You can extract either a tag or a string. The following example shows antag being extracted.
Example
html = '''
<ol id="HR">
<li>Rani</li>
<li>Ankita</li>
</ol>
'''
from bs4 import BeautifulSoup
soup = BeautifulSoup(html, 'html.parser')
obj=soup.find('ol')
obj.find_next().extract()
print (soup)
Output
<ol id="HR">
<li>Ankita</li>
</ol>
更改 extract() 语句以删除第一个 <li> 元素的内文本。
Change the extract() statement to remove inner text of first <li> element.
Output
<ol id="HR">
<li>Ankita</li>
</ol>
另一种方法 decompose() 从树中删除标记,然后完全销毁它及其内容 −
There is another method decompose() that removes a tag from the tree, then completely destroys it and its contents −
Modify the Contents
我们将着眼于 replace_with() 方法,该方法允许替换标记的内容。
We shall look at the replace_with() method that allows contents of a tag to be replaced.
正如 Python 字符串一样(不可变),NavigableString 也不能就地修改。但是,使用 replace_with() 可以将标记的内部字符串替换为另一个字符串。
Just as a Python string, which is immutable, the NavigableString also can’t be modified in place. However, use replace_with() to replace the inner string of a tag with another.
Example
from bs4 import BeautifulSoup
soup = BeautifulSoup("<h2 id='message'>Hello, Tutorialspoint!</h2>",'html.parser')
tag = soup.h2
tag.string.replace_with("OnLine Tutorials Library")
print (tag.string)
Output
OnLine Tutorials Library
这里有另一个示例,演示了 replace_with() 的用法。如果将 BeautifulSoup 对象作为参数传递给某些函数,例如 replace_with(),则可以合并两个已解析的文档。
Here is another example to show the use of replace_with(). Two parsed documents can be combined if you pass a BeautifulSoup object as an argument to a certain function such as replace_with().2524
Example
from bs4 import BeautifulSoup
obj1 = BeautifulSoup("<book><title>Python</title></book>", features="xml")
obj2 = BeautifulSoup("<b>Beautiful Soup parser</b>", "lxml")

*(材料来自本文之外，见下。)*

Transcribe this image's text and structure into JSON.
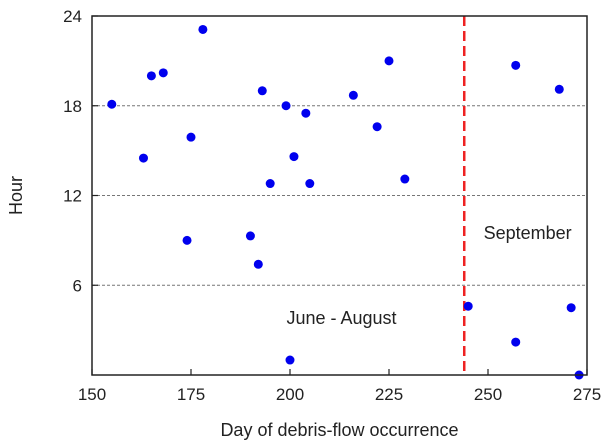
{
  "chart_data": {
    "type": "scatter",
    "xlabel": "Day of debris-flow occurrence",
    "ylabel": "Hour",
    "xlim": [
      150,
      275
    ],
    "ylim": [
      0,
      24
    ],
    "xticks": [
      150,
      175,
      200,
      225,
      250,
      275
    ],
    "yticks": [
      6,
      12,
      18,
      24
    ],
    "grid_y": [
      6,
      12,
      18
    ],
    "point_color": "#0000ee",
    "points": [
      {
        "x": 155,
        "y": 18.1
      },
      {
        "x": 163,
        "y": 14.5
      },
      {
        "x": 165,
        "y": 20.0
      },
      {
        "x": 168,
        "y": 20.2
      },
      {
        "x": 174,
        "y": 9.0
      },
      {
        "x": 175,
        "y": 15.9
      },
      {
        "x": 178,
        "y": 23.1
      },
      {
        "x": 190,
        "y": 9.3
      },
      {
        "x": 192,
        "y": 7.4
      },
      {
        "x": 193,
        "y": 19.0
      },
      {
        "x": 195,
        "y": 12.8
      },
      {
        "x": 199,
        "y": 18.0
      },
      {
        "x": 200,
        "y": 1.0
      },
      {
        "x": 201,
        "y": 14.6
      },
      {
        "x": 204,
        "y": 17.5
      },
      {
        "x": 205,
        "y": 12.8
      },
      {
        "x": 216,
        "y": 18.7
      },
      {
        "x": 222,
        "y": 16.6
      },
      {
        "x": 225,
        "y": 21.0
      },
      {
        "x": 229,
        "y": 13.1
      },
      {
        "x": 245,
        "y": 4.6
      },
      {
        "x": 257,
        "y": 20.7
      },
      {
        "x": 257,
        "y": 2.2
      },
      {
        "x": 268,
        "y": 19.1
      },
      {
        "x": 271,
        "y": 4.5
      },
      {
        "x": 273,
        "y": 0.0
      }
    ],
    "reference_line": {
      "x": 244,
      "color": "#ee2222",
      "style": "dashed"
    },
    "annotations": [
      {
        "text": "June - August",
        "x": 213,
        "y": 3.4
      },
      {
        "text": "September",
        "x": 260,
        "y": 9.1
      }
    ]
  }
}
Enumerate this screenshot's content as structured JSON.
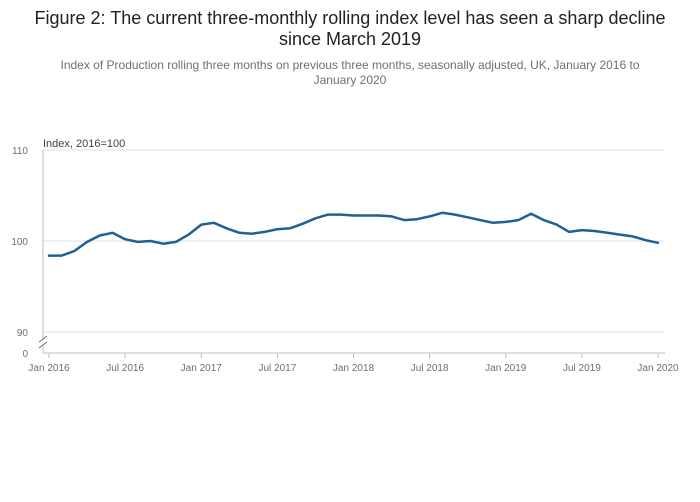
{
  "chart_data": {
    "type": "line",
    "title": "Figure 2: The current three-monthly rolling index level has seen a sharp decline since March 2019",
    "subtitle": "Index of Production rolling three months on previous three months, seasonally adjusted, UK, January 2016 to January 2020",
    "ylabel": "Index, 2016=100",
    "xlabel": "",
    "ylim": [
      90,
      110
    ],
    "y_broken_axis_zero": "0",
    "y_ticks": [
      "110",
      "100",
      "90"
    ],
    "x_tick_labels": [
      "Jan 2016",
      "Jul 2016",
      "Jan 2017",
      "Jul 2017",
      "Jan 2018",
      "Jul 2018",
      "Jan 2019",
      "Jul 2019",
      "Jan 2020"
    ],
    "series": [
      {
        "name": "Index of Production",
        "color": "#206095",
        "x": [
          "Jan 2016",
          "Feb 2016",
          "Mar 2016",
          "Apr 2016",
          "May 2016",
          "Jun 2016",
          "Jul 2016",
          "Aug 2016",
          "Sep 2016",
          "Oct 2016",
          "Nov 2016",
          "Dec 2016",
          "Jan 2017",
          "Feb 2017",
          "Mar 2017",
          "Apr 2017",
          "May 2017",
          "Jun 2017",
          "Jul 2017",
          "Aug 2017",
          "Sep 2017",
          "Oct 2017",
          "Nov 2017",
          "Dec 2017",
          "Jan 2018",
          "Feb 2018",
          "Mar 2018",
          "Apr 2018",
          "May 2018",
          "Jun 2018",
          "Jul 2018",
          "Aug 2018",
          "Sep 2018",
          "Oct 2018",
          "Nov 2018",
          "Dec 2018",
          "Jan 2019",
          "Feb 2019",
          "Mar 2019",
          "Apr 2019",
          "May 2019",
          "Jun 2019",
          "Jul 2019",
          "Aug 2019",
          "Sep 2019",
          "Oct 2019",
          "Nov 2019",
          "Dec 2019",
          "Jan 2020"
        ],
        "values": [
          98.4,
          98.4,
          98.9,
          99.9,
          100.6,
          100.9,
          100.2,
          99.9,
          100.0,
          99.7,
          99.9,
          100.7,
          101.8,
          102.0,
          101.4,
          100.9,
          100.8,
          101.0,
          101.3,
          101.4,
          101.9,
          102.5,
          102.9,
          102.9,
          102.8,
          102.8,
          102.8,
          102.7,
          102.3,
          102.4,
          102.7,
          103.1,
          102.9,
          102.6,
          102.3,
          102.0,
          102.1,
          102.3,
          103.0,
          102.3,
          101.8,
          101.0,
          101.2,
          101.1,
          100.9,
          100.7,
          100.5,
          100.1,
          99.8
        ]
      }
    ]
  }
}
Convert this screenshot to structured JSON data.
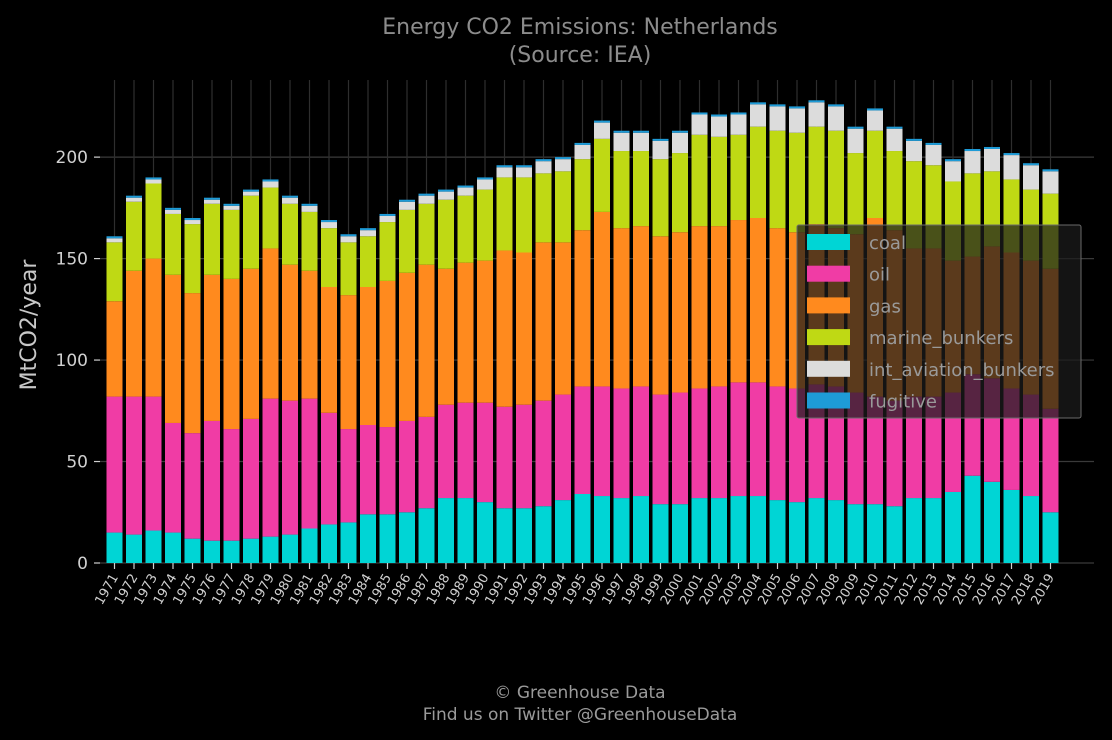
{
  "chart_data": {
    "type": "bar",
    "stacked": true,
    "title": "Energy CO2 Emissions: Netherlands",
    "subtitle": "(Source: IEA)",
    "xlabel": "",
    "ylabel": "MtCO2/year",
    "ylim": [
      0,
      238
    ],
    "yticks": [
      0,
      50,
      100,
      150,
      200
    ],
    "grid": true,
    "legend_position": "center-right",
    "categories": [
      "1971",
      "1972",
      "1973",
      "1974",
      "1975",
      "1976",
      "1977",
      "1978",
      "1979",
      "1980",
      "1981",
      "1982",
      "1983",
      "1984",
      "1985",
      "1986",
      "1987",
      "1988",
      "1989",
      "1990",
      "1991",
      "1992",
      "1993",
      "1994",
      "1995",
      "1996",
      "1997",
      "1998",
      "1999",
      "2000",
      "2001",
      "2002",
      "2003",
      "2004",
      "2005",
      "2006",
      "2007",
      "2008",
      "2009",
      "2010",
      "2011",
      "2012",
      "2013",
      "2014",
      "2015",
      "2016",
      "2017",
      "2018",
      "2019"
    ],
    "series": [
      {
        "name": "coal",
        "color": "#00d5d5",
        "values": [
          15,
          14,
          16,
          15,
          12,
          11,
          11,
          12,
          13,
          14,
          17,
          19,
          20,
          24,
          24,
          25,
          27,
          32,
          32,
          30,
          27,
          27,
          28,
          31,
          34,
          33,
          32,
          33,
          29,
          29,
          32,
          32,
          33,
          33,
          31,
          30,
          32,
          31,
          29,
          29,
          28,
          32,
          32,
          35,
          43,
          40,
          36,
          33,
          25
        ]
      },
      {
        "name": "oil",
        "color": "#f03ca5",
        "values": [
          67,
          68,
          66,
          54,
          52,
          59,
          55,
          59,
          68,
          66,
          64,
          55,
          46,
          44,
          43,
          45,
          45,
          46,
          47,
          49,
          50,
          51,
          52,
          52,
          53,
          54,
          54,
          54,
          54,
          55,
          54,
          55,
          56,
          56,
          56,
          56,
          56,
          56,
          55,
          53,
          52,
          50,
          50,
          49,
          50,
          51,
          50,
          50,
          51
        ]
      },
      {
        "name": "gas",
        "color": "#ff8a1e",
        "values": [
          47,
          62,
          68,
          73,
          69,
          72,
          74,
          74,
          74,
          67,
          63,
          62,
          66,
          68,
          72,
          73,
          75,
          67,
          69,
          70,
          77,
          75,
          78,
          75,
          77,
          86,
          79,
          79,
          78,
          79,
          80,
          79,
          80,
          81,
          78,
          77,
          79,
          78,
          78,
          88,
          84,
          73,
          73,
          65,
          58,
          65,
          67,
          66,
          69
        ]
      },
      {
        "name": "marine_bunkers",
        "color": "#bfd914",
        "values": [
          29,
          34,
          37,
          30,
          34,
          35,
          34,
          36,
          30,
          30,
          29,
          29,
          26,
          25,
          29,
          31,
          30,
          34,
          33,
          35,
          36,
          37,
          34,
          35,
          35,
          36,
          38,
          37,
          38,
          39,
          45,
          44,
          42,
          45,
          48,
          49,
          48,
          48,
          40,
          43,
          39,
          43,
          41,
          39,
          41,
          37,
          36,
          35,
          37
        ]
      },
      {
        "name": "int_aviation_bunkers",
        "color": "#dcdcdc",
        "values": [
          2,
          2,
          2,
          2,
          2,
          2,
          2,
          2,
          3,
          3,
          3,
          3,
          3,
          3,
          3,
          4,
          4,
          4,
          4,
          5,
          5,
          5,
          6,
          6,
          7,
          8,
          9,
          9,
          9,
          10,
          10,
          10,
          10,
          11,
          12,
          12,
          12,
          12,
          12,
          10,
          11,
          10,
          10,
          10,
          11,
          11,
          12,
          12,
          11
        ]
      },
      {
        "name": "fugitive",
        "color": "#1e9bd7",
        "values": [
          1,
          1,
          1,
          1,
          1,
          1,
          1,
          1,
          1,
          1,
          1,
          1,
          1,
          1,
          1,
          1,
          1,
          1,
          1,
          1,
          1,
          1,
          1,
          1,
          1,
          1,
          1,
          1,
          1,
          1,
          1,
          1,
          1,
          1,
          1,
          1,
          1,
          1,
          1,
          1,
          1,
          1,
          1,
          1,
          1,
          1,
          1,
          1,
          1
        ]
      }
    ]
  },
  "footer": {
    "line1": "© Greenhouse Data",
    "line2": "Find us on Twitter @GreenhouseData"
  }
}
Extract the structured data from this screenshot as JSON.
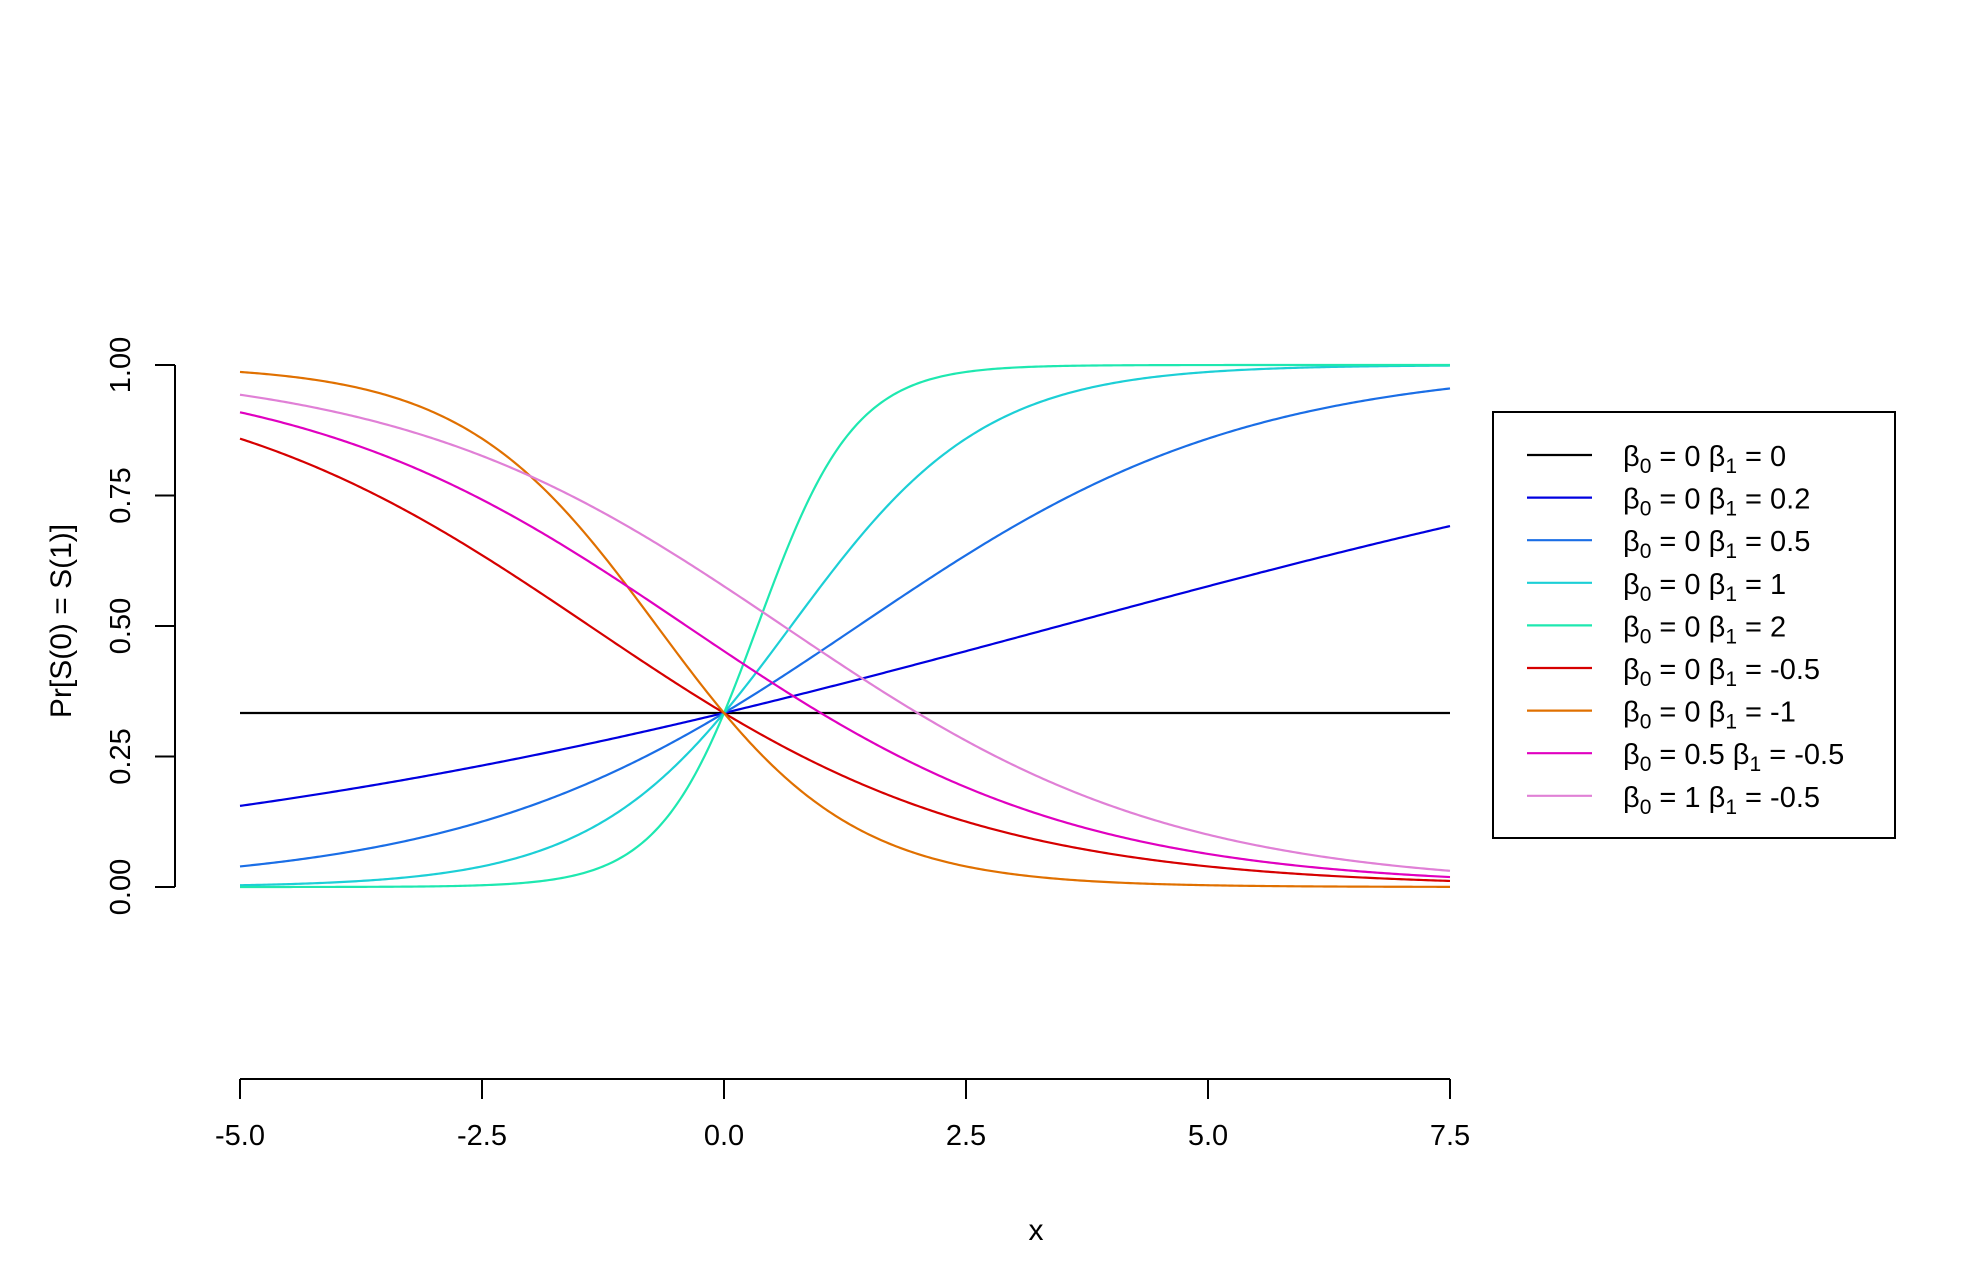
{
  "chart_data": {
    "type": "line",
    "xlabel": "x",
    "ylabel": "Pr[S(0) = S(1)]",
    "xlim": [
      -5,
      7.5
    ],
    "ylim": [
      0,
      1
    ],
    "x_ticks": [
      -5,
      -2.5,
      0,
      2.5,
      5,
      7.5
    ],
    "x_tick_labels": [
      "-5.0",
      "-2.5",
      "0.0",
      "2.5",
      "5.0",
      "7.5"
    ],
    "y_ticks": [
      0,
      0.25,
      0.5,
      0.75,
      1
    ],
    "y_tick_labels": [
      "0.00",
      "0.25",
      "0.50",
      "0.75",
      "1.00"
    ],
    "grid": false,
    "legend_position": "right",
    "legend_box": true,
    "series": [
      {
        "beta0": "0",
        "beta1": "0",
        "color": "#000000"
      },
      {
        "beta0": "0",
        "beta1": "0.2",
        "color": "#0000e0"
      },
      {
        "beta0": "0",
        "beta1": "0.5",
        "color": "#1a6ee6"
      },
      {
        "beta0": "0",
        "beta1": "1",
        "color": "#1ccfd6"
      },
      {
        "beta0": "0",
        "beta1": "2",
        "color": "#1ee8b0"
      },
      {
        "beta0": "0",
        "beta1": "-0.5",
        "color": "#d60000"
      },
      {
        "beta0": "0",
        "beta1": "-1",
        "color": "#e07000"
      },
      {
        "beta0": "0.5",
        "beta1": "-0.5",
        "color": "#e000c0"
      },
      {
        "beta0": "1",
        "beta1": "-0.5",
        "color": "#e080d6"
      }
    ],
    "legend_symbols": {
      "beta": "β",
      "eq": "=",
      "sub0": "0",
      "sub1": "1"
    }
  }
}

obj2.find('b').replace_with(obj1)
print (obj2)
Output
<html><body><book><title>Python</title></book></body></html>
wrap() 方法用你指定的标记包装一个元素。它返回新的包装器。
The wrap() method wraps an element in the tag you specify. It returns the new wrapper.
from bs4 import BeautifulSoup
soup = BeautifulSoup("<p>Hello Python</p>", 'html.parser')
tag = soup.p
newtag = soup.new_tag('b')
tag.string.wrap(newtag)
print (soup)
Output
<p><b>Hello Python</b></p>
另一方面, unwrap() 方法用标记中的内容替换该标记。这适合用于剥离标记。
On the other hand, the unwrap() method replaces a tag with whatever’s inside that tag. It’s good for stripping out markup.